For years, I’ve had a running joke with my friend Sarah that we share everything except her husband, Jonathan. We have the same Business Manager, the same Personal Assistant, and our messages share a core belief: When you create a better life for yourself – living in alignment with your values and desires – whatever you’re out to do in the world flows with more ease. We’re definitely on the same wavelength.
When Sarah had her baby this year and made some big plans in her business, I was thrilled for her. Yet, because we share so much, I also started to wonder if the fact that my life and business weren’t unfolding in the same way at the same time meant that I was doing something wrong. For a hot minute, part of me felt jealous of how her life was flowing…
This is part 2 of a 2-part post about creating what you want this year.
Part 1: Clearing space for goodness to flow (find it here)
Part 2: How to find your unique flow this year
We can easily look at someone else’s life and think “my life should look like hers”, then start trying to mold ourselves into their reality, instead of first investigating what most works with our unique flow. When we’re trying to force ourselves into someone else’s flow, we will always feel less-than, confused, frustrated and stuck.
What I had lost touch with was the fact that my life has its own, beautiful flow, and is unfolding in perfect alignment with my own soul’s timeline. My job is to embrace my pace. I simply needed to reconnect to my unique flow…
Right now for me, it’s just a few launches per year, supporting the 22 women in each 3-month Freedom Mastermind, and enjoying lots of time for adventure, rest, romance, and play. Fall and Spring are my busier seasons, and the rest of the year is more mellow. I travel a ton, mostly for pleasure, and spend lots of quality time with girlfriends. This is MY flow – how I feel most alive and in-service – and I love it.
Before I found my flow, I was a firehose. I felt like I was scrambling; constantly working and constantly feeling as if I could never get my head above water. I was a wreck, and it was wrecking my marriage, my financial and emotional stability, my health and my confidence. I had created a business to feel more free, and felt more shackled than ever.
HOW TO FIND YOUR UNIQUE FLOW:
1. Create a vision
How do you know where to take your next step if you don’t know where you’re going? Usually when we’re caught up in mini dramas about why life isn’t working out, it’s because we lack clarity about what we actually want, and we lack dedication to that vision.
Take a minute and look at the different areas of your life – time, play, vitality, spirituality, money, creativity, and contribution – and ask yourself: If things were how I wanted them be in this area of my life, how would it feel and what’s my ideal?
2. Explore your optimal rhythm
As women, we are literally guided by tides. Our hormones fluctuate with the lunar cycle, artfully linked with nature. Our physical bodies are not always in creation cycle, so our businesses shouldn’t be either. We need quiet time for rest and reflection. Using your body’s natural rhythm to chart the rhythm of your life and work is what my friend Alisa Vitti, author of WomanCode, calls this Embodied Time Management.
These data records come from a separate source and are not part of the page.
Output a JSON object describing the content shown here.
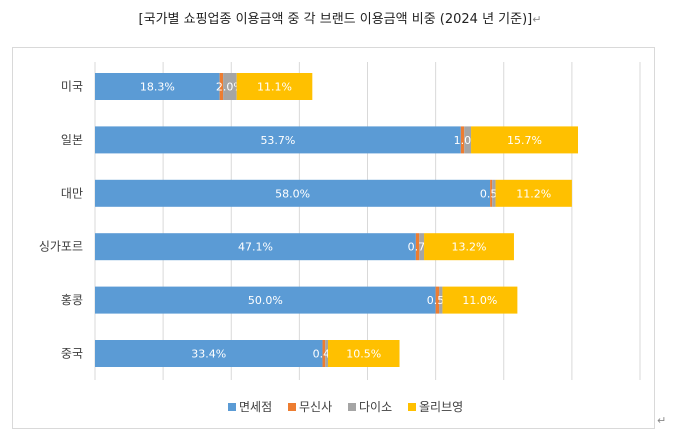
{
  "title": "[국가별 쇼핑업종 이용금액 중 각 브랜드 이용금액 비중   (2024 년 기준)]",
  "chart_data": {
    "type": "bar",
    "orientation": "horizontal",
    "stacked": true,
    "categories": [
      "미국",
      "일본",
      "대만",
      "싱가포르",
      "홍콩",
      "중국"
    ],
    "series": [
      {
        "name": "면세점",
        "color": "#5B9BD5",
        "values": [
          18.3,
          53.7,
          58.0,
          47.1,
          50.0,
          33.4
        ],
        "labels": [
          "18.3%",
          "53.7%",
          "58.0%",
          "47.1%",
          "50.0%",
          "33.4%"
        ]
      },
      {
        "name": "무신사",
        "color": "#ED7D31",
        "values": [
          0.5,
          0.5,
          0.3,
          0.5,
          0.5,
          0.4
        ],
        "labels": [
          "",
          "",
          "",
          "",
          "",
          ""
        ]
      },
      {
        "name": "다이소",
        "color": "#A5A5A5",
        "values": [
          2.0,
          1.0,
          0.5,
          0.7,
          0.5,
          0.4
        ],
        "labels": [
          "2.0%",
          "1.0%",
          "0.5%",
          "0.7%",
          "0.5%",
          "0.4%"
        ]
      },
      {
        "name": "올리브영",
        "color": "#FFC000",
        "values": [
          11.1,
          15.7,
          11.2,
          13.2,
          11.0,
          10.5
        ],
        "labels": [
          "11.1%",
          "15.7%",
          "11.2%",
          "13.2%",
          "11.0%",
          "10.5%"
        ]
      }
    ],
    "xlim": [
      0,
      80
    ],
    "grid": true,
    "legend_position": "bottom"
  }
}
Begin by noticing your ideal flow over the year, months and each day at this time in your life, and trust that there’s nothing bad or wrong with your flow.
3. Map it out
So many of us get as far as exploring our ideals, but don’t ever make the changes needed to live into them. What good is it to know what you want but not take the necessary steps to create it? Especially if you keep saying “I don’t have time”, it’s time to map out what you want and make it happen, sister.
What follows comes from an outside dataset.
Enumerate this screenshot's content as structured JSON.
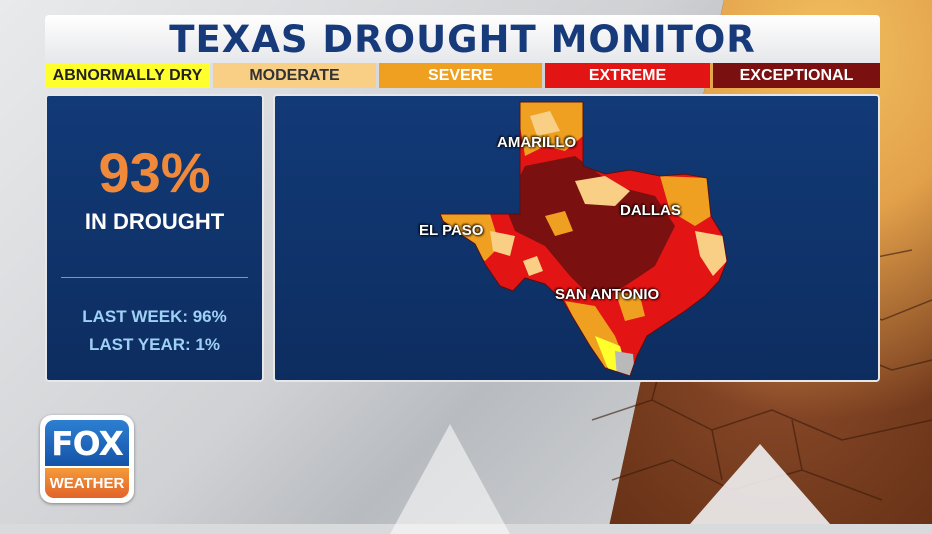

Start by mapping out your year, then your months, weeks, and ideal flow for each day. It won’t be perfect, but it will be a fantastic start and you can adjust as you go along. My former coach, Marie Forleo, used to say “If it’s not scheduled, it’s not real”.
4. Get support
If we could do all the things we want to on our own, we likely would’ve done them by now. Empowered planning is vital, but if you’ve found yourself slip-sliding when it comes to working your plans and honoring your flow, it’s probably time to get some outside help. Every highly effective person I know has a team of supporters to help them stay aligned and accountable.
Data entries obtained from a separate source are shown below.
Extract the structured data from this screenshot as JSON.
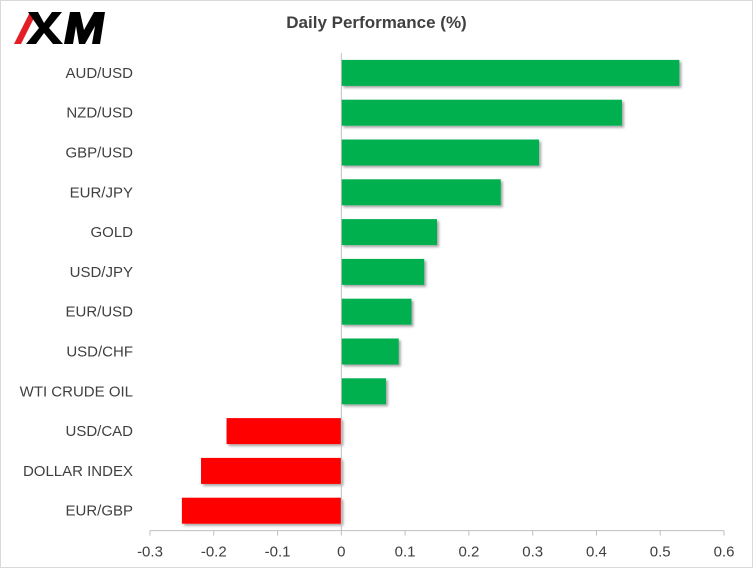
{
  "chart_data": {
    "type": "bar",
    "orientation": "horizontal",
    "title": "Daily Performance  (%)",
    "categories": [
      "AUD/USD",
      "NZD/USD",
      "GBP/USD",
      "EUR/JPY",
      "GOLD",
      "USD/JPY",
      "EUR/USD",
      "USD/CHF",
      "WTI CRUDE OIL",
      "USD/CAD",
      "DOLLAR INDEX",
      "EUR/GBP"
    ],
    "values": [
      0.53,
      0.44,
      0.31,
      0.25,
      0.15,
      0.13,
      0.11,
      0.09,
      0.07,
      -0.18,
      -0.22,
      -0.25
    ],
    "xlim": [
      -0.3,
      0.6
    ],
    "xticks": [
      "-0.3",
      "-0.2",
      "-0.1",
      "0",
      "0.1",
      "0.2",
      "0.3",
      "0.4",
      "0.5",
      "0.6"
    ],
    "xlabel": "",
    "ylabel": "",
    "grid": false,
    "legend": "none",
    "colors": {
      "positive": "#00b050",
      "negative": "#ff0000",
      "axis": "#bfbfbf",
      "text": "#404040"
    }
  },
  "logo": {
    "text": "XM",
    "colors": {
      "slash": "#e31e24",
      "letters": "#000000"
    }
  }
}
Consider what you’d want from a support system, and give yourself (and those you help and serve) the gift of this consistent, solid foundation.
I am so guilty of this; trying to mold myself to someone else’s reality. It never works. And yet, I still have to constantly stop myself from doing this. What has helped me is mapping it out, which you mentioned. I have to organize my mind and figure out what I want, what I can personally offer to my clients and others around me, and where I want to be. This step is one that I have to do constantly as things change; I change. Thanks for the post and the reminder.